Zusammenarbeit der Native Americans mit den Vereinigten Staaten
Nach dem japanischen Angriff auf Pearl Harbor traten viele Native Americans den Streitkräften bei oder arbeiteten in den Kriegsfabriken. Laut einer Umfrage hatten die meisten Native Americans im Dienst bis 1942 freiwillig eingezogen.

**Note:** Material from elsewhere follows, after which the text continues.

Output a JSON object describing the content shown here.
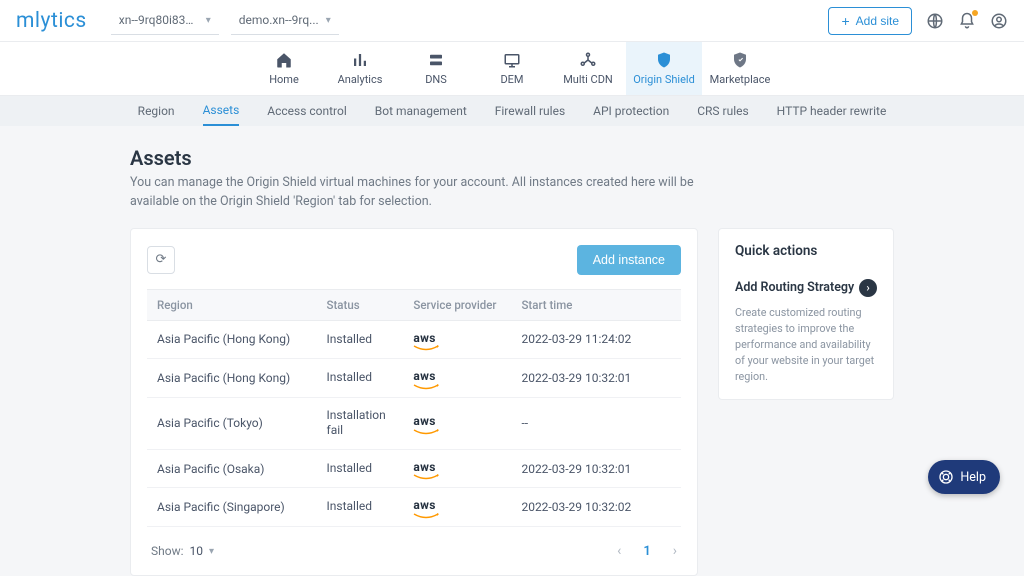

Der Irokesenbund erklärte 1917 Deutschland den Krieg. Sie hatten bis zum Beginn des Zweiten Weltkriegs keinen Frieden geschlossen und waren mehr als bereit zu kämpfen. Auch andere Stämme waren vorbereitet. Einige waren bereit, stundenlang im Regen zu stehen, um ihre Einberufungskarten zu unterschreiben. Andere kamen bewaffnet mit Gewehren, bereit zu kämpfen. Schätzungen zufolge meldeten sich ein Viertel der Mescalero‑Apachen freiwillig. Das galt für viele der übrigen Stämme im ganzen Land. Diese Native Americans waren bereit, ihre früheren Enttäuschungen und Ressentiments beiseite zu legen. Sie verstanden die Bedeutung, das eigene Territorium zu verteidigen.
Mitte 1942 lag die jährliche Anmelderate für Native Americans bei etwa 7.500. Der Jahresdurchschnitt war bis Anfang 1945 auf 22.000 gestiegen. Der Selective Service berichtete 1942, dass 99 % aller wahlberechtigten Native Americans, gesunde Männer im Alter von 21 bis 44 Jahren, sich für die Wehrpflicht registriert hatten. Am Tag des Angriffs auf Pearl Harbor waren etwa 5.000 Indianer im Dienst. Bis zum Kriegsende war die Zahl auf über 44.000 sowohl innerhalb als auch außerhalb von Reservaten gestiegen. Das entsprach mehr als zehn Prozent der indianischen Bevölkerung während des Krieges. (Quelle: Armed Forces Museum)
Was geschah nach dem Krieg?
Nach dem Krieg blieben viele Ureinwohner Amerikas im Mainstream, anstatt in die Reservate zurückzukehren. Das Verlassen ihrer traditionellen Kultur bedeutete nicht, dass sie ihr Erbe ablehnten. Stattdessen begannen sie, die Unterschiede, die sie zwischen sich und dem Weißen sahen, zu erkennen und damit umzugehen. Im Gegensatz dazu entschieden sich andere, trotz der erlernten notwendigen Anpassungen, um in der weißen Amerika zu leben, dafür, in ihre Reservate zurückzukehren. Trotz eines höheren Lebensstandards und mehr Arbeits‑ und Bildungsmöglichkeiten weigerten sich diese Indianer, die Sicherheit des Reservats aufzugeben.
Ureinwohner Amerikas spielten trotz der Herausforderungen, denen sie als Individuen und als Gruppe gegenüberstanden, eine herausragende Rolle beim Sieg der USA im Zweiten Weltkrieg. Sie verließen den Komfort ihres einzigen Zuhauses und reisten in ferne, fremde Orte, wo die Menschen ihre Traditionen nicht verstanden. Sie mussten ihre Tänze und Rituale aufgeben und lernen, unter einem weißen Mann zu arbeiten. Trotz alledem lernten die Ureinwohner, sich an ihre verschiedenen Rollen im Zweiten Weltkrieg anzupassen, und infolgedessen wandelten sie sich von amerikanischen Indianern zu Indianer‑Amerikanern. (Quelle: Armed Forces Museum)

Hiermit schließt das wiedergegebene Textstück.